Rethinking Disparity: A Depth Range Free Multi-View Stereo Based on Disparity
This addresses a reliability issue in 3D reconstruction for computer vision applications, offering an incremental improvement by replacing depth range dependency with disparity-based estimation.
The paper tackles the problem of existing learning-based multi-view stereo methods failing when depth ranges are large or unreliable by proposing DispMVS, a disparity-based method that infers depth from pixel movement between views. It achieves state-of-the-art results on DTUMVS and Tanks&Temple datasets with lower GPU memory usage.
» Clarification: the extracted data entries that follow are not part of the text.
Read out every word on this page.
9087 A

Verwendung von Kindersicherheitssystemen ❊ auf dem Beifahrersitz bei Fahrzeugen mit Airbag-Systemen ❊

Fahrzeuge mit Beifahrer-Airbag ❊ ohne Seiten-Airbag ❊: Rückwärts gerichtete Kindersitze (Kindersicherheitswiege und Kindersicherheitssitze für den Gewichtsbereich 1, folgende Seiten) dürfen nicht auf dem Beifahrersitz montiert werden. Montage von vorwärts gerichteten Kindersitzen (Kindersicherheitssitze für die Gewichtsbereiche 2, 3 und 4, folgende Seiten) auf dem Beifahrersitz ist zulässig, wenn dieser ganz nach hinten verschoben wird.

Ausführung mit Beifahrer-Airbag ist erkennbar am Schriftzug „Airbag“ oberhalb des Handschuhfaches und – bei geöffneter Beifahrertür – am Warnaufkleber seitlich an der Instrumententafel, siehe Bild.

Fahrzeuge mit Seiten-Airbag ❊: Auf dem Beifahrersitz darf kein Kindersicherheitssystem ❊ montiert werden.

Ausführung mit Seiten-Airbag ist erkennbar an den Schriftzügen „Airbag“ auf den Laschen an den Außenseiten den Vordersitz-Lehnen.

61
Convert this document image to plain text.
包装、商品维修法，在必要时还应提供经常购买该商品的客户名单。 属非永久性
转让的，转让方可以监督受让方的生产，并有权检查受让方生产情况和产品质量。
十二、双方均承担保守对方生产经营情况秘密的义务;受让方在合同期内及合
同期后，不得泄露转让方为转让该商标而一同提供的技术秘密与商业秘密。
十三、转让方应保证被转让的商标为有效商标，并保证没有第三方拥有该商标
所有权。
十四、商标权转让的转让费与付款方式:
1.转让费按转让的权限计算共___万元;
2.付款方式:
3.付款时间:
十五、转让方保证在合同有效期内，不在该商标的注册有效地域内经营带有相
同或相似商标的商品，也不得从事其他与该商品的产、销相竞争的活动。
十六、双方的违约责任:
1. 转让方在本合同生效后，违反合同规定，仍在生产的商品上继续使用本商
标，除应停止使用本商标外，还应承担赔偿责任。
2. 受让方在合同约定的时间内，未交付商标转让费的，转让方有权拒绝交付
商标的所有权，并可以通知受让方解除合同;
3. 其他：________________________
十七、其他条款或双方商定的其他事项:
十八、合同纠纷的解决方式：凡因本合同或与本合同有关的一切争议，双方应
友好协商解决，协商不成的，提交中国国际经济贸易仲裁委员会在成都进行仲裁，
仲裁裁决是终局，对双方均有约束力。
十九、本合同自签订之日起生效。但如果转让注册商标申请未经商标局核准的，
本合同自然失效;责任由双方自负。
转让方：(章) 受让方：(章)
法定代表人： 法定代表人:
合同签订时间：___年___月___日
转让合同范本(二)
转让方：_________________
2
Existing learning-based multi-view stereo (MVS) methods rely on the depth range to build the 3D cost volume and may fail when the range is too large or unreliable. To address this problem, we propose a disparity-based MVS method based on the epipolar disparity flow (E-flow), called DispMVS, which infers the depth information from the pixel movement between two views. The core of DispMVS is to construct a 2D cost volume on the image plane along the epipolar line between each pair (between the reference image and several source images) for pixel matching and fuse uncountable depths triangulated from each pair by multi-view geometry to ensure multi-view consistency. To be robust, DispMVS starts from a randomly initialized depth map and iteratively refines the depth map with the help of the coarse-to-fine strategy. Experiments on DTUMVS and Tanks\&Temple datasets show that DispMVS is not sensitive to the depth range and achieves state-of-the-art results with lower GPU memory.